Farid lambasted Jakarta for having yet to issue a bylaw on its Zoning Plan and Coastal Northern Territory (RZWP3K), adding that fishermen and coastal communities should be involved in the process as their livelihoods are at risk.

“The zoning draft bylaw must be discussed again with fishermen and coastal communities because Jakarta’s ecological sustainability is very important [to them],” Farid said.

Walhi found that the administration of Jakarta Governor Anies Baswedan had issued 17 regulations concerning the environment, however their implementation is still lacking and they have yet to be able to resolve Jakarta’s ecological problems.

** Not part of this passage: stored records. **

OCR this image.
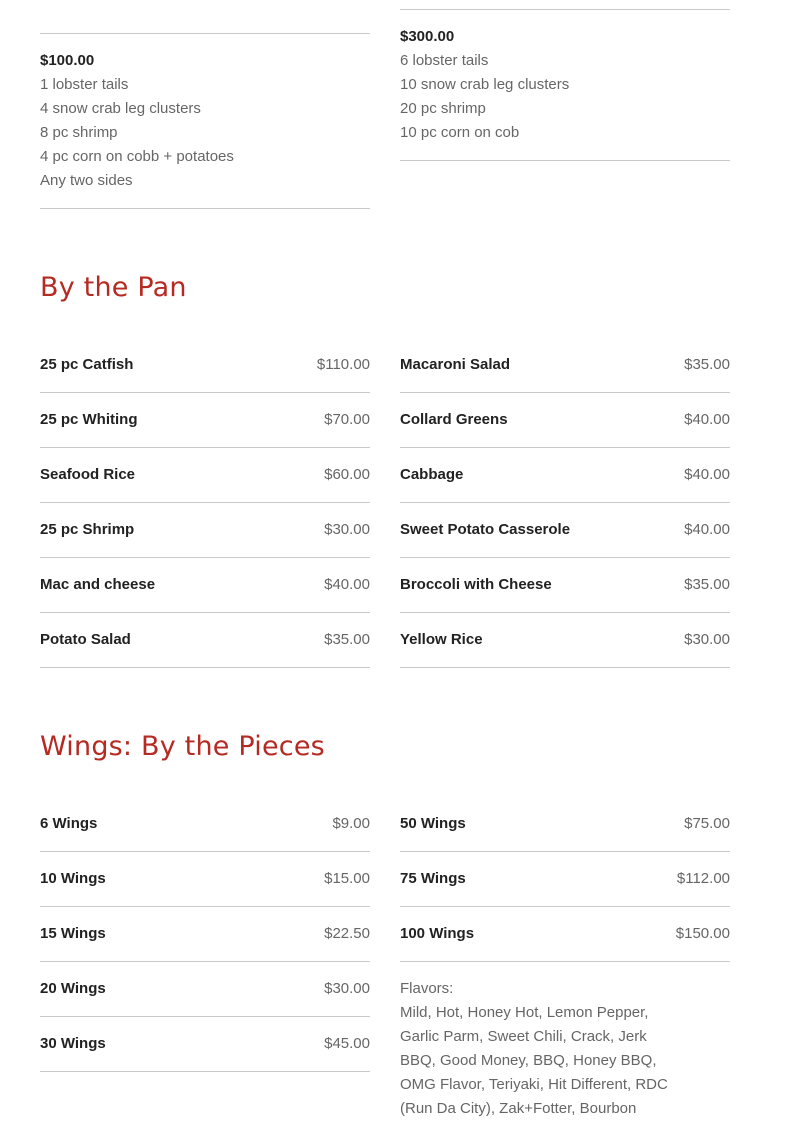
$100.00
1 lobster tails
4 snow crab leg clusters
8 pc shrimp
4 pc corn on cobb + potatoes
Any two sides
$300.00
6 lobster tails
10 snow crab leg clusters
20 pc shrimp
10 pc corn on cob
By the Pan
25 pc Catfish	$110.00
25 pc Whiting	$70.00
Seafood Rice	$60.00
25 pc Shrimp	$30.00
Mac and cheese	$40.00
Potato Salad	$35.00
Macaroni Salad	$35.00
Collard Greens	$40.00
Cabbage	$40.00
Sweet Potato Casserole	$40.00
Broccoli with Cheese	$35.00
Yellow Rice	$30.00
Wings: By the Pieces
6 Wings	$9.00
10 Wings	$15.00
15 Wings	$22.50
20 Wings	$30.00
30 Wings	$45.00
50 Wings	$75.00
75 Wings	$112.00
100 Wings	$150.00
Flavors:
Mild, Hot, Honey Hot, Lemon Pepper, Garlic Parm, Sweet Chili, Crack, Jerk BBQ, Good Money, BBQ, Honey BBQ, OMG Flavor, Teriyaki, Hit Different, RDC (Run Da City), Zak+Fotter, Bourbon
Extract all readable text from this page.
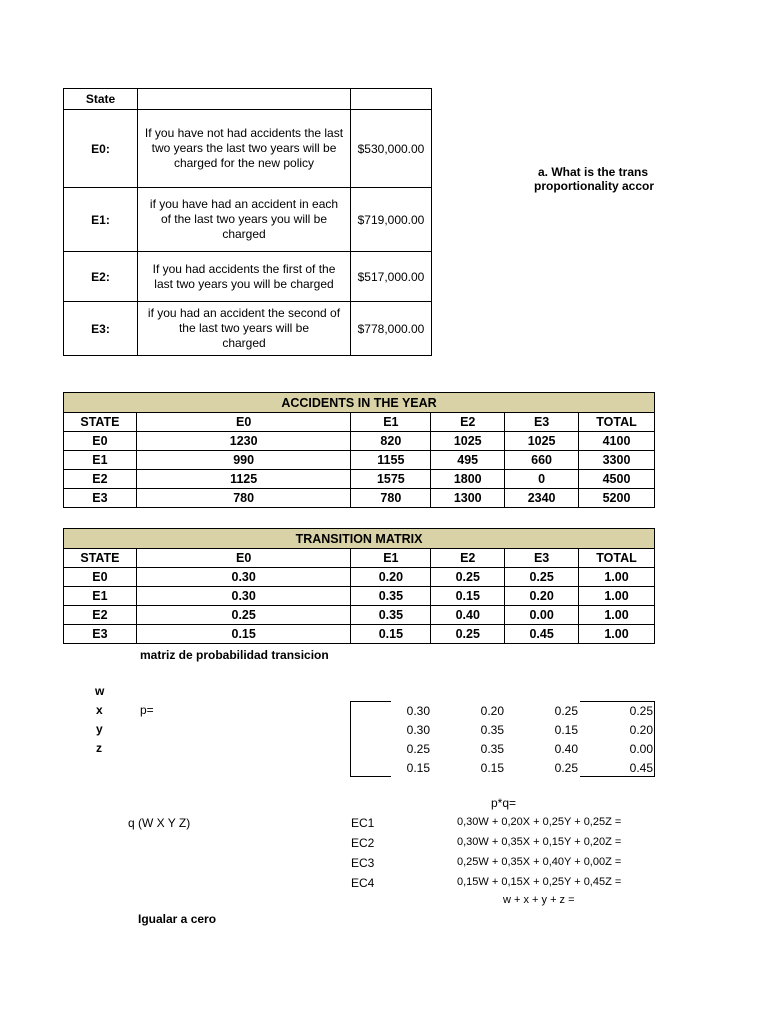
State		
E0:	If you have not had accidents the last
two years the last two years will be
charged for the new policy	$530,000.00
E1:	if you have had an accident in each
of the last two years you will be
charged	$719,000.00
E2:	If you had accidents the first of the
last two years you will be charged	$517,000.00
E3:	if you had an accident the second of
the last two years will be
charged	$778,000.00
a. What is the trans
proportionality accor
ACCIDENTS IN THE YEAR					
STATE	E0	E1	E2	E3	TOTAL
E0	1230	820	1025	1025	4100
E1	990	1155	495	660	3300
E2	1125	1575	1800	0	4500
E3	780	780	1300	2340	5200
TRANSITION MATRIX					
STATE	E0	E1	E2	E3	TOTAL
E0	0.30	0.20	0.25	0.25	1.00
E1	0.30	0.35	0.15	0.20	1.00
E2	0.25	0.35	0.40	0.00	1.00
E3	0.15	0.15	0.25	0.45	1.00
matriz de probabilidad transicion
w
x
y
z
p=	0.30	0.20	0.25	0.25
0.30	0.35	0.15	0.20
0.25	0.35	0.40	0.00
0.15	0.15	0.25	0.45
p*q=
q (W X Y Z)	EC1	0,30W + 0,20X + 0,25Y + 0,25Z =
EC2	0,30W + 0,35X + 0,15Y + 0,20Z =
EC3	0,25W + 0,35X + 0,40Y + 0,00Z =
EC4	0,15W + 0,15X + 0,25Y + 0,45Z =
w + x + y + z =
Igualar a cero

“We don’t just want policies. It’s easy for the government to make policies. But they have yet to be implemented,” Walhi Jakarta chapter head Tubagus Soleh Ahmadi said.

Tubagus pointed out how the government handled the recent massive flooding. While all government parties should have been working toward the same goal, the central government and city administration were instead embroiled in a debate over river normalization or river naturalization to fix the city’s flooding problem.

He urged the city to focus on implementing the policies it had created regarding the environment rather than making new policies but without executing them.